Das Haus steht immer offen. Ein Ersatzschlüssel für die Wohnung liegt im Keller. Mein Tantchen ist so vergeßlich! Sie wird gegen 20 Uhr weggehen. Um diese Zeit ist auf dem ganzen Weg von der Metro bis zu ihrem Haus auch nicht mehr eine Straße beleuchtet. Die Menschen werden vor ihren überlauten Fernsehern sitzen, Castingshows auf allen Kanälen, nur die blöde Töle aus dem vierten Stock, die ihr Herrchen am Ton der Auto-Zentralverriegelung erkennt, wird lautstark bellen, das ganze Haus zusammenbellen. So daß mich niemand hören wird. Das Austauschen des Pürierstabs: zwei Minuten, höchstens drei, je nachdem, ob mein Tantchen ihn von Hand gesäubert, in die Spülmaschine oder auf die Wandhalterung gesteckt haben wird. Das Überbrücken der Sicherung: zehn, fünfzehn Minuten. Aber Tantchen wird nicht vor vier Uhr morgens heimkommen. Und ich werde, kaum daß die Spielshows begonnen haben, wieder auf der Straße sein. Die einzigen, die mir begegnen, sind Studenten, die Flasche Bier in der einen, die Zigarette in der anderen Hand, im Wohnheim dürfen sie nicht trinken, nicht rauchen, nicht randalieren. Ich werde zwei Flaschen Wodka im Magasin kaufen und das Restgeld auf der Theke liegen lassen. Befreiung, so habe ich beim ungarischen Dichter György Konrád gelesen, sei es, vom Mörder zum Geliebten zu werden. Aber das funktioniert nur in der Literatur.

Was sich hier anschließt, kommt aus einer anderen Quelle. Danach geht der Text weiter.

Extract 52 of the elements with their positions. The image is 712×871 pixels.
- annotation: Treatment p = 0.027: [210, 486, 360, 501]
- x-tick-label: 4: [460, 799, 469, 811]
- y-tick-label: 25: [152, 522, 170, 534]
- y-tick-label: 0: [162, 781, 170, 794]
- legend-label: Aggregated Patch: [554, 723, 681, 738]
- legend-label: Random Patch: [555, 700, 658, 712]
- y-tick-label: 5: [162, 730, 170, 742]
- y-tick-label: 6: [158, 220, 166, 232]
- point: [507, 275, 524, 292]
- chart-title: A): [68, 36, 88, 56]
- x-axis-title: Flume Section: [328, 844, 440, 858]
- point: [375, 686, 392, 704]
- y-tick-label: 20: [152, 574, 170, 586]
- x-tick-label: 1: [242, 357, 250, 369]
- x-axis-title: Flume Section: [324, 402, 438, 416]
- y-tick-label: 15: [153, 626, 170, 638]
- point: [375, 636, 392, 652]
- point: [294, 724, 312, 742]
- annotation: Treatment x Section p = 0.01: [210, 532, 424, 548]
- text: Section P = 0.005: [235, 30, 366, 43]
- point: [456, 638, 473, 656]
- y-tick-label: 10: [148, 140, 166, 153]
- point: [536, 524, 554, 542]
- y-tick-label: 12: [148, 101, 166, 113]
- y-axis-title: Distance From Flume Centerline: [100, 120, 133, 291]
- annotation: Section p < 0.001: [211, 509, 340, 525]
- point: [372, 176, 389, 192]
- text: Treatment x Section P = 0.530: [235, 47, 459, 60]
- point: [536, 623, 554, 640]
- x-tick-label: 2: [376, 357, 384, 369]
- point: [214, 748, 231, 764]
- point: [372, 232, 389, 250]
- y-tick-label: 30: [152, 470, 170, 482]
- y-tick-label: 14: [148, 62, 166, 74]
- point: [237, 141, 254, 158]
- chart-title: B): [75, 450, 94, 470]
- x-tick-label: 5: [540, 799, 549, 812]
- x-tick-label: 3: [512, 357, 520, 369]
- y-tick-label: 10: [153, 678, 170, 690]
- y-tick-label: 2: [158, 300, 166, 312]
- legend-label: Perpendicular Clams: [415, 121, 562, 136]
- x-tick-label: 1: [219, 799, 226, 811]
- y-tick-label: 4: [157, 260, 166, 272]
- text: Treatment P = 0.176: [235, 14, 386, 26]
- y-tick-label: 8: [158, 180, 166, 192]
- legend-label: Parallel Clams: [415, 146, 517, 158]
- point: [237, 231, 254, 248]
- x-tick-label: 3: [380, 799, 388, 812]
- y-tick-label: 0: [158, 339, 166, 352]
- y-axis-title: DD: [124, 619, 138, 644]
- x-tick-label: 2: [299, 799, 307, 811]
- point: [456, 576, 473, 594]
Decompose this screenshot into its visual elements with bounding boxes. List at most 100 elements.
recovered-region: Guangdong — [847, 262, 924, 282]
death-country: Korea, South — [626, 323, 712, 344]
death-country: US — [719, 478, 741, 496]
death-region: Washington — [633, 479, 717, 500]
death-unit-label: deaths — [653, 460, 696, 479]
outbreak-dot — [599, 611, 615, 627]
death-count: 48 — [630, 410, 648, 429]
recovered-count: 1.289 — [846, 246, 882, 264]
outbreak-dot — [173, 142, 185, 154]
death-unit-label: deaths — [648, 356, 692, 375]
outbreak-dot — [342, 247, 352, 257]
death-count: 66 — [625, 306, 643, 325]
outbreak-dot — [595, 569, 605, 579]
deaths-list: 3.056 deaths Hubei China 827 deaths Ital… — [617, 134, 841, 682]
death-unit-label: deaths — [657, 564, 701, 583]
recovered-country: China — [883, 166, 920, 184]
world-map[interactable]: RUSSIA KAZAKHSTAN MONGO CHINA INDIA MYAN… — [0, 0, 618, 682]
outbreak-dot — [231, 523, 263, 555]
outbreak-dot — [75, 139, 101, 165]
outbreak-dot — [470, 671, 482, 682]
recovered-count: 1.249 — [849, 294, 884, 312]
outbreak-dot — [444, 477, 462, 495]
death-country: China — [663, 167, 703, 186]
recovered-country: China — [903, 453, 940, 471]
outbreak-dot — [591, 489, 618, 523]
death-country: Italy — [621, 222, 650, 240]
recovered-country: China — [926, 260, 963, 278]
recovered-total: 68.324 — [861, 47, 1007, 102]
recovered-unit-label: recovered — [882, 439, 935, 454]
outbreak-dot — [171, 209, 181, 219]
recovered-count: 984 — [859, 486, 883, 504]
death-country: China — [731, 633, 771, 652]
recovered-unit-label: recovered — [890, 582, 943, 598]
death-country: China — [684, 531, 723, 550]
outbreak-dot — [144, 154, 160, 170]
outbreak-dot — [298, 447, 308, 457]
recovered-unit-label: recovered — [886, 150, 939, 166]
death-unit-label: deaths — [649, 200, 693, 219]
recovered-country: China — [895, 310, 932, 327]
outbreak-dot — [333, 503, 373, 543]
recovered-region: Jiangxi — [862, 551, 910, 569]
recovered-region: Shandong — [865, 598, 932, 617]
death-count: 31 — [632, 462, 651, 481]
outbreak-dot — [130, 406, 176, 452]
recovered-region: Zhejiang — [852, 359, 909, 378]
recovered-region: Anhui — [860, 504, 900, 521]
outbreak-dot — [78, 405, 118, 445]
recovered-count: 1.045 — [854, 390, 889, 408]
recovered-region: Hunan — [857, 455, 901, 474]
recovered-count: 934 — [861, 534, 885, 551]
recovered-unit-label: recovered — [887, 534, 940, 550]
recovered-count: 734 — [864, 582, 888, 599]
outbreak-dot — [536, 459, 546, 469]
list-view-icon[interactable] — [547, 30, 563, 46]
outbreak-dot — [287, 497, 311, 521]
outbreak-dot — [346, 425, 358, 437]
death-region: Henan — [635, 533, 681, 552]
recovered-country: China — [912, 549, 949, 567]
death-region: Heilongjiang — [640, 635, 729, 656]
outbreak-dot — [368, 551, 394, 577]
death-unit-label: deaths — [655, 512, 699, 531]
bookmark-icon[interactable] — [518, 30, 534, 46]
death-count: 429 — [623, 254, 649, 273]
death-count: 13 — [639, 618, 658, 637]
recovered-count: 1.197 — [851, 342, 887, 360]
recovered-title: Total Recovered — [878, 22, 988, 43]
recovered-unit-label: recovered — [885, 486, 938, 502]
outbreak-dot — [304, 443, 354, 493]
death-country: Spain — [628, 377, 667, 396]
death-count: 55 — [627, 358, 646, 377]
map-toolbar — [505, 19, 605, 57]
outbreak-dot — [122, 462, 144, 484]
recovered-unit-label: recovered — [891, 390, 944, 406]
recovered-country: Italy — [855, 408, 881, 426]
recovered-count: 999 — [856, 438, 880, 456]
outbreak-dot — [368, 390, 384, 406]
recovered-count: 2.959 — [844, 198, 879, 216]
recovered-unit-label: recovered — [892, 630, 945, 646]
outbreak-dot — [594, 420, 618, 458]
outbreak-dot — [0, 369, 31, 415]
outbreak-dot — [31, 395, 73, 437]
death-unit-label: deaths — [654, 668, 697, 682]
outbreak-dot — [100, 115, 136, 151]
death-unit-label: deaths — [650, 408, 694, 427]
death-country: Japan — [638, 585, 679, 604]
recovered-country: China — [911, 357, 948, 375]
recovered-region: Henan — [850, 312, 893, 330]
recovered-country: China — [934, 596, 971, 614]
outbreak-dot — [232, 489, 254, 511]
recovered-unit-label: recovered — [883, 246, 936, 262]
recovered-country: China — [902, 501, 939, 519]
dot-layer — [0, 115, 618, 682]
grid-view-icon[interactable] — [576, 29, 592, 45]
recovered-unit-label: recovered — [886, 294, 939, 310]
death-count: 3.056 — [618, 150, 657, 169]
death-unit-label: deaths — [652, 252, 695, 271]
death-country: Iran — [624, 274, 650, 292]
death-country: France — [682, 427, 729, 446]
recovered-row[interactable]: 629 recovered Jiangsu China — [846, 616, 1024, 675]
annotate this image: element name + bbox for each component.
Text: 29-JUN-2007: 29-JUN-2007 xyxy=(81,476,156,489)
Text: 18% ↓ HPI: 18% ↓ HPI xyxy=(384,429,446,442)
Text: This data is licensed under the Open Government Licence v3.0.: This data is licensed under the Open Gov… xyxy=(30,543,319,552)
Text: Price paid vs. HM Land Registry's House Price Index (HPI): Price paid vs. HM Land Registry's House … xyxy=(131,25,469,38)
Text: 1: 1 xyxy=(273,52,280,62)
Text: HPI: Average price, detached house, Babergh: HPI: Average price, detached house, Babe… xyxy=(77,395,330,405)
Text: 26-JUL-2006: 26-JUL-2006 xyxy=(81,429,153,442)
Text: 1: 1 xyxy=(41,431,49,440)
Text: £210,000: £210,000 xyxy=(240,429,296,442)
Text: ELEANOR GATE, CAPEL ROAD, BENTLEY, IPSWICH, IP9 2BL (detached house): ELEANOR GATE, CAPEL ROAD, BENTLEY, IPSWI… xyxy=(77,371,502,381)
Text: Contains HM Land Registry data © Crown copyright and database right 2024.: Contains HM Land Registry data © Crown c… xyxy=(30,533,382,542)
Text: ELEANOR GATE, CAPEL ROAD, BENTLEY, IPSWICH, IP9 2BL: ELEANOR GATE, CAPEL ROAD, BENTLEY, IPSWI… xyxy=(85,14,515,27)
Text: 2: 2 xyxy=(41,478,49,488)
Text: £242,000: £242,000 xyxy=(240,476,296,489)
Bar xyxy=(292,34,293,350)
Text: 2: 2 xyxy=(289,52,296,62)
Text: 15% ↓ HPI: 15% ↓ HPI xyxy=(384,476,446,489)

Nächster Morgen, 7:32 Uhr. Ein auf Vibration geschaltetes Handy tanzt wie verrückt auf einem Glastisch, der ganze Tisch vibriert. Niemand geht ran. Niemand scheint zuhause zu sein. Obwohl ich auf dem Sofa liege. Der Restalkohol läßt mich wie in einer Retorte eingesperrt atmen. Mein Leben in vitro. Ich bin nicht da, einfach nicht da. Das Handy macht eine kurze Pause, dann meldet es sich mit einem schweren Brummen nochmals. Ich weiß, was mich erwartet, würde ich zum Telefon greifen.

Sie haben – eine – Nachricht auf Ihrer Mailbox.

Erste Nachricht auf der Mailbox.

Leck mich.

7:34 Uhr. Der Sekundenzeiger der Uhr steht still. Leise summt die Gasleitung. Ich werde wieder einschlafen. Wenn ich mich ganz fest auf Großpapa konzentriere, werde ich wieder einschlafen. Ich arbeite an einem widerspenstigen Webstoff, und ich muß zurück, zurück zum Anfang, zu einem Anfang. Oder aber zum Ende. Zum ersten Ende, mit dem alles begonnen hat. Großpapa.